Of course, we are still an extremely long ways off from alignment where either way, but hopefully moving away from "giant inscrutable matrices" might help a bit.

New to LessWrong?

New Comment
7 comments, sorted by Click to highlight new comments since: Today at 6:10 PM

"In this post, I'll present a way to turn LLMs into agents such that we can approximately model them as a utility maximizer."

If this works it would be very dangerous and kind of thing we would want to avoid. We're very lucky current systems are as poorly agentic as they are.

If this works it would be very dangerous

This is almost certainly not true of the proposal in the post because it's just navigating "text space," not the real world. But yes, in general if you have a research idea describable as "make a powerful agent and see what happens," probably don't do that research.

I don't buy that argument at all. "text space" seems to have been adequate to get to GPT3 which is incredibly impressive and useful in a variety of ways. Furthermore, what proof do you have that resulting insights wouldn't transfer to multi-modal systems like GPT4 (which can see) or Palm-E which is embodied and can see and operate in "text space". Moreover, I'm not the first to point out that text space seems to incentivize models develop highly sophisticated thinking abilities which seem like the more important thing to focus on. 

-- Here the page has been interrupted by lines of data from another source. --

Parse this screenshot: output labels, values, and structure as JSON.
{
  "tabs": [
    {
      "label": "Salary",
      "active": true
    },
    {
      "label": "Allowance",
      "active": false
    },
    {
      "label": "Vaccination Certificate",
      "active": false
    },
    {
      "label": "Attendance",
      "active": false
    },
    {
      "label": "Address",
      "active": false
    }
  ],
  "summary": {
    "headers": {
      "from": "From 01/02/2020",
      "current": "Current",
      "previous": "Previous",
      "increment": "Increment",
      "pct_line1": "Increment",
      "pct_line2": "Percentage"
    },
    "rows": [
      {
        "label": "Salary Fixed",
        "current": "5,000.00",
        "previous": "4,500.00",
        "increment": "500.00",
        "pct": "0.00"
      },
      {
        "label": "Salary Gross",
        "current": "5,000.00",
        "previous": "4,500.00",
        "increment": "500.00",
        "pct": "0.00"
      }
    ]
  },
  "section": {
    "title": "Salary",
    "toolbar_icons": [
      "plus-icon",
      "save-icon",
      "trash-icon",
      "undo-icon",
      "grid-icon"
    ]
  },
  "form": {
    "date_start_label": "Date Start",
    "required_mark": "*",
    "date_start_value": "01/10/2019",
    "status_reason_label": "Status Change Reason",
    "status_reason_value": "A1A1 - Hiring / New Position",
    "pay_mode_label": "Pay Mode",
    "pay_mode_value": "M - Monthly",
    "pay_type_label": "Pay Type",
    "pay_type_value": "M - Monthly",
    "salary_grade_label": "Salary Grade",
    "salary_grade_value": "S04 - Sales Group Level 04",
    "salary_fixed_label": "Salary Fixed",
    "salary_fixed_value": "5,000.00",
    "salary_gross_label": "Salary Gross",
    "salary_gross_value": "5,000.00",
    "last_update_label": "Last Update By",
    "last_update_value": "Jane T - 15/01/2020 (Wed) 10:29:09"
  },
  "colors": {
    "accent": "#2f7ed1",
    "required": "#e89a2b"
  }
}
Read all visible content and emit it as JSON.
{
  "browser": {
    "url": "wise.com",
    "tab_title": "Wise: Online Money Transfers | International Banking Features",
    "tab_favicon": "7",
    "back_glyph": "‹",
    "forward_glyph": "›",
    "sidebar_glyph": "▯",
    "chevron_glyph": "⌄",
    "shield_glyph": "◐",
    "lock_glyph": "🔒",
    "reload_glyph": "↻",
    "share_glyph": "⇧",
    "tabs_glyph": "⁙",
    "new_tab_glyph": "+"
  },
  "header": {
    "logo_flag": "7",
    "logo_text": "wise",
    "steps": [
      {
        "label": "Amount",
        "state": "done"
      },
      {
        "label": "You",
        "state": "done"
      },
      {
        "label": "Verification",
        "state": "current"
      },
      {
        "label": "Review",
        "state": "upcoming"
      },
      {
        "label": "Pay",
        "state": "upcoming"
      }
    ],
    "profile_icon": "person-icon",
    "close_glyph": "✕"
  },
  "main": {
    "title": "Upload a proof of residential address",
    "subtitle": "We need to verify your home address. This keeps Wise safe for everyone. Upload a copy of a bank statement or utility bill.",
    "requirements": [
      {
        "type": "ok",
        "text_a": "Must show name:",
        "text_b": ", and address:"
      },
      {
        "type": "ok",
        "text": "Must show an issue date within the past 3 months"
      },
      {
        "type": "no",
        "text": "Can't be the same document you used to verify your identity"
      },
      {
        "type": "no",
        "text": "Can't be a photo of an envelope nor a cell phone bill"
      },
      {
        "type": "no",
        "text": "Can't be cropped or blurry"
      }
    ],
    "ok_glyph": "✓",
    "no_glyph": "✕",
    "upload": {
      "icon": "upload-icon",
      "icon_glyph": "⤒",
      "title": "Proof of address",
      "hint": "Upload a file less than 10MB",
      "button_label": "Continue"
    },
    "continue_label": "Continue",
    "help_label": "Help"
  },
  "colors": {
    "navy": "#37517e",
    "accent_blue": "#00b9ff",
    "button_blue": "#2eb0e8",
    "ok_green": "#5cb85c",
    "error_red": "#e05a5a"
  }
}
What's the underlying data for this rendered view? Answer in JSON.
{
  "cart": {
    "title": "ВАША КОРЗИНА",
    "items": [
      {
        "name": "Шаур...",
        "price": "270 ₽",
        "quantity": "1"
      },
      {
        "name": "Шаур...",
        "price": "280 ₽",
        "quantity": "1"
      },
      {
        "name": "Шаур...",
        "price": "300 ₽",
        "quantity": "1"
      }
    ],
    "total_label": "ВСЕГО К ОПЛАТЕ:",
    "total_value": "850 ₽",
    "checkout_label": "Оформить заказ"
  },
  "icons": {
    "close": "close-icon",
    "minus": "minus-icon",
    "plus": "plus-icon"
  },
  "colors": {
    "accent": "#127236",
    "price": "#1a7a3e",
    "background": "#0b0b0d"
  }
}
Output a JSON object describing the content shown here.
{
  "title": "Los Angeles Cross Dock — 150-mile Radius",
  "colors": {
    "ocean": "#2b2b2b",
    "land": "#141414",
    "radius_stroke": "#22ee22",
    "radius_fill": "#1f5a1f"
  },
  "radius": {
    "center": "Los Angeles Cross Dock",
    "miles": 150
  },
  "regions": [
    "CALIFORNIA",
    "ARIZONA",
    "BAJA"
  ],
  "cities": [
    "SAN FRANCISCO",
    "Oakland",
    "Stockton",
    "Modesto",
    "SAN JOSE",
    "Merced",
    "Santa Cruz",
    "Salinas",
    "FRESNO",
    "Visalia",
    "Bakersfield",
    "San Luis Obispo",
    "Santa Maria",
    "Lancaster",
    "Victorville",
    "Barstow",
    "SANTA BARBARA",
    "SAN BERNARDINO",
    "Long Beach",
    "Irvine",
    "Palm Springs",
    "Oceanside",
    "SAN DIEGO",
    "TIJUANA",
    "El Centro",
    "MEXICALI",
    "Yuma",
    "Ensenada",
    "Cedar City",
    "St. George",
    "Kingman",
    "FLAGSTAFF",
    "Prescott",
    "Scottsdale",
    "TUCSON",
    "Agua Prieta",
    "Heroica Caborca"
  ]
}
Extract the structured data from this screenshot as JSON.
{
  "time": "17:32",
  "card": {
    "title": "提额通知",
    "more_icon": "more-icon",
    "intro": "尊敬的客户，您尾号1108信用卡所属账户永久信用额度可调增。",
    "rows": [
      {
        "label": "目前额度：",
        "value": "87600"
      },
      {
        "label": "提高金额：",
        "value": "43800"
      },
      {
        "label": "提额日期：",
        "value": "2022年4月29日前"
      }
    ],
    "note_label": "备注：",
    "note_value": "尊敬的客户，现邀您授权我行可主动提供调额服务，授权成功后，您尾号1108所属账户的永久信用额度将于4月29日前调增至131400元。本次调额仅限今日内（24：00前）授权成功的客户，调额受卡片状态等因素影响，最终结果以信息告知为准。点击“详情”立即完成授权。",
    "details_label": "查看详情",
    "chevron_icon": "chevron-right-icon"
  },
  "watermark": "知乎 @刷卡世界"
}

You seem to be making a very general cloud of claims about the impressiveness of transformers. I was making a very specific claim about the system described in the post, and in what sense it's not myopic.

I mean, any approach for building friendly AI is going to be dangerous.

Keep in mind that this would work best if used to amplify a small LLM (since it requires many samples), so I think it's a case of positive differential acceleration.

This is very close to what RLHF is already doing. Also maybe see RLHF with KL penalties is Bayesian Inference.

The basic point is that a LLM finetuned with RLHF acts like an agent trained to spend an "improbability budget" (relative to the base-LLM distribution) at each step to steer the text into higher-reward trajectories.

I would also like to see some sort of symbolic optimization process operating as a wrapper for an LLM to act as an interpretable bridge between the black-box model and the real world, but I doubt Monte-Carlo Tree Search\Expectimax is the right sort of algorithm.  Maybe something closer to GOFAI planner calling and parsing LLM outputs in a way similar to Factored Cognition might be better and much more computationally efficient.